Fernandez takes a clear-eyed look at where things are actually heading right now:
Conventional wisdom has had a pretty bad run these last 15 years. For that reason there is little purpose to trusting it further. Instead it might be better to predict a future based on observable trends rather than scenarios that politicians [promote?]. If those trends convey any information one would expect to see in 2025:
1. The self-destruction of the Muslim Middle East;
2. The rise of ethnic and national politics in Europe;
3. The widespread resurgence of religion and cultural identity as a consequence of (2);
4. Mass expulsions or segregation in large parts of the world to deconflict incompatible communities
5. Everyone packing personal weapons like the Wild West
6. The collapse of multi-ethnic countries into simplified pacts based around of national defense, with most social law generated by local communities and affinity groups;
7. One or more large regional wars with casualties in the tens of millions.
8. Several, possibly many WMD attacks on major cities involving radiological weapons, low yield nukes or biological agents.
8. The collapse of any realistic expectation of Peace on Earth, with the remaining hope of mankind vested in the new space frontier.
Such a world would be rough, dangerous and in many places, miserable.
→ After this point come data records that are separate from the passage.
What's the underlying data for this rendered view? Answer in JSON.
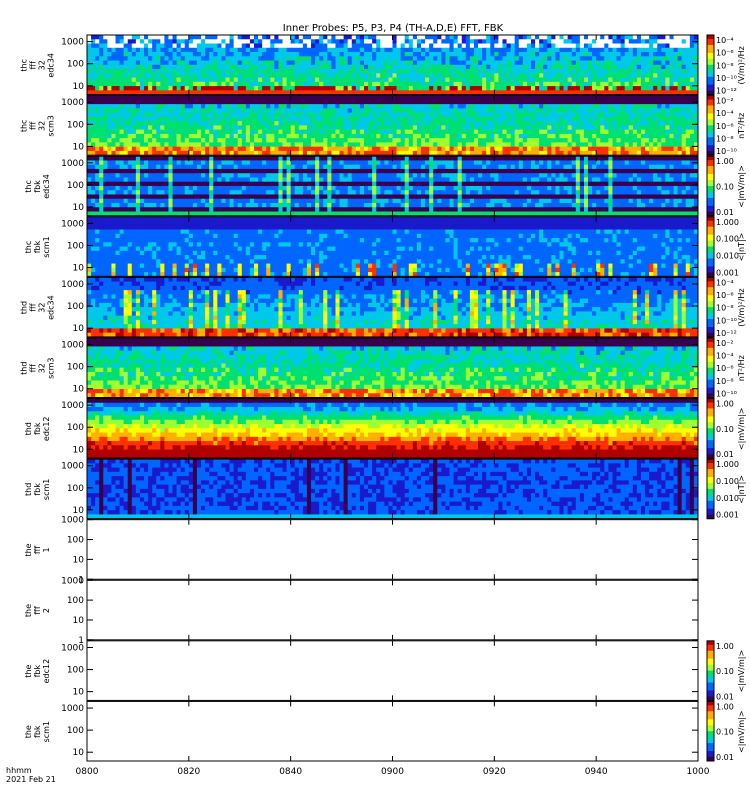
{
  "title": "Inner Probes: P5, P3, P4 (TH-A,D,E) FFT, FBK",
  "footer": {
    "line1": "hhmm",
    "line2": "2021 Feb 21"
  },
  "colors": [
    "#3a0050",
    "#1a1acc",
    "#0066ff",
    "#00c8e8",
    "#00e070",
    "#a0ff30",
    "#ffff00",
    "#ffb000",
    "#ff3000",
    "#b00000"
  ],
  "chart_data": {
    "type": "heatmap",
    "title": "Inner Probes: P5, P3, P4 (TH-A,D,E) FFT, FBK",
    "x_ticks": [
      "0800",
      "0820",
      "0840",
      "0900",
      "0920",
      "0940",
      "1000"
    ],
    "panels": [
      {
        "id": "thc-fff32-edc34",
        "ylabel": [
          "thc",
          "fff",
          "32",
          "edc34"
        ],
        "y_ticks": [
          "1000",
          "100",
          "10"
        ],
        "ylim": [
          4,
          2000
        ],
        "log": true,
        "fill": "noisy",
        "colorbar": {
          "labels": [
            "10⁻⁴",
            "10⁻⁶",
            "10⁻⁸",
            "10⁻¹⁰",
            "10⁻¹²"
          ],
          "unit": "(V/m)²/Hz"
        }
      },
      {
        "id": "thc-fff32-scm3",
        "ylabel": [
          "thc",
          "fff",
          "32",
          "scm3"
        ],
        "y_ticks": [
          "1000",
          "100",
          "10"
        ],
        "ylim": [
          4,
          2000
        ],
        "log": true,
        "fill": "noisy2",
        "colorbar": {
          "labels": [
            "10⁻²",
            "10⁻⁴",
            "10⁻⁶",
            "10⁻⁸",
            "10⁻¹⁰"
          ],
          "unit": "nT²/Hz"
        }
      },
      {
        "id": "thc-fbk-edc34",
        "ylabel": [
          "thc",
          "fbk",
          "edc34"
        ],
        "y_ticks": [
          "1000",
          "100",
          "10"
        ],
        "ylim": [
          4,
          2000
        ],
        "log": true,
        "fill": "bands",
        "colorbar": {
          "labels": [
            "1.00",
            "0.10",
            "0.01"
          ],
          "unit": "<|mV/m|>"
        }
      },
      {
        "id": "thc-fbk-scm1",
        "ylabel": [
          "thc",
          "fbk",
          "scm1"
        ],
        "y_ticks": [
          "1000",
          "100",
          "10"
        ],
        "ylim": [
          4,
          2000
        ],
        "log": true,
        "fill": "bands2",
        "colorbar": {
          "labels": [
            "1.000",
            "0.100",
            "0.010",
            "0.001"
          ],
          "unit": "<|nT|>"
        }
      },
      {
        "id": "thd-fff32-edc34",
        "ylabel": [
          "thd",
          "fff",
          "32",
          "edc34"
        ],
        "y_ticks": [
          "1000",
          "100",
          "10"
        ],
        "ylim": [
          4,
          2000
        ],
        "log": true,
        "fill": "spiky",
        "colorbar": {
          "labels": [
            "10⁻⁴",
            "10⁻⁶",
            "10⁻⁸",
            "10⁻¹⁰",
            "10⁻¹²"
          ],
          "unit": "(V/m)²/Hz"
        }
      },
      {
        "id": "thd-fff32-scm3",
        "ylabel": [
          "thd",
          "fff",
          "32",
          "scm3"
        ],
        "y_ticks": [
          "1000",
          "100",
          "10"
        ],
        "ylim": [
          4,
          2000
        ],
        "log": true,
        "fill": "noisy2",
        "colorbar": {
          "labels": [
            "10⁻²",
            "10⁻⁴",
            "10⁻⁶",
            "10⁻⁸",
            "10⁻¹⁰"
          ],
          "unit": "nT²/Hz"
        }
      },
      {
        "id": "thd-fbk-edc12",
        "ylabel": [
          "thd",
          "fbk",
          "edc12"
        ],
        "y_ticks": [
          "1000",
          "100",
          "10"
        ],
        "ylim": [
          4,
          2000
        ],
        "log": true,
        "fill": "hot",
        "colorbar": {
          "labels": [
            "1.00",
            "0.10",
            "0.01"
          ],
          "unit": "<|mV/m|>"
        }
      },
      {
        "id": "thd-fbk-scm1",
        "ylabel": [
          "thd",
          "fbk",
          "scm1"
        ],
        "y_ticks": [
          "1000",
          "100",
          "10"
        ],
        "ylim": [
          4,
          2000
        ],
        "log": true,
        "fill": "blue",
        "colorbar": {
          "labels": [
            "1.000",
            "0.100",
            "0.010",
            "0.001"
          ],
          "unit": "<|nT|>"
        }
      },
      {
        "id": "the-fff-1",
        "ylabel": [
          "the",
          "fff",
          "1"
        ],
        "y_ticks": [
          "1000",
          "100",
          "10",
          "1"
        ],
        "ylim": [
          1,
          1000
        ],
        "log": true,
        "fill": "empty"
      },
      {
        "id": "the-fff-2",
        "ylabel": [
          "the",
          "fff",
          "2"
        ],
        "y_ticks": [
          "1000",
          "100",
          "10",
          "1"
        ],
        "ylim": [
          1,
          1000
        ],
        "log": true,
        "fill": "empty"
      },
      {
        "id": "the-fbk-edc12",
        "ylabel": [
          "the",
          "fbk",
          "edc12"
        ],
        "y_ticks": [
          "1000",
          "100",
          "10"
        ],
        "ylim": [
          4,
          2000
        ],
        "log": true,
        "fill": "empty",
        "colorbar": {
          "labels": [
            "1.00",
            "0.10",
            "0.01"
          ],
          "unit": "<|mV/m|>"
        }
      },
      {
        "id": "the-fbk-scm1",
        "ylabel": [
          "the",
          "fbk",
          "scm1"
        ],
        "y_ticks": [
          "1000",
          "100",
          "10"
        ],
        "ylim": [
          4,
          2000
        ],
        "log": true,
        "fill": "empty",
        "colorbar": {
          "labels": [
            "1.00",
            "0.10",
            "0.01"
          ],
          "unit": "<|mV/m|>"
        }
      }
    ]
  }
}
Perhaps it will not even be as good as that; for the list above omits the occurrence of an event equivalent to World War 3, in which case we can describe the future with a single word: ruin. But it is the world we are building, absent any change of course. The oddest circumstance is that politicians still pretend without the slightest basis, that if we stay their perverse course we’ll go right through the ruin and out the other side and find the dream we glimpsed as we crossed into the 21st century. […] It’s a condition they call Hope, though there’s another phrase for it: whistling past the graveyard.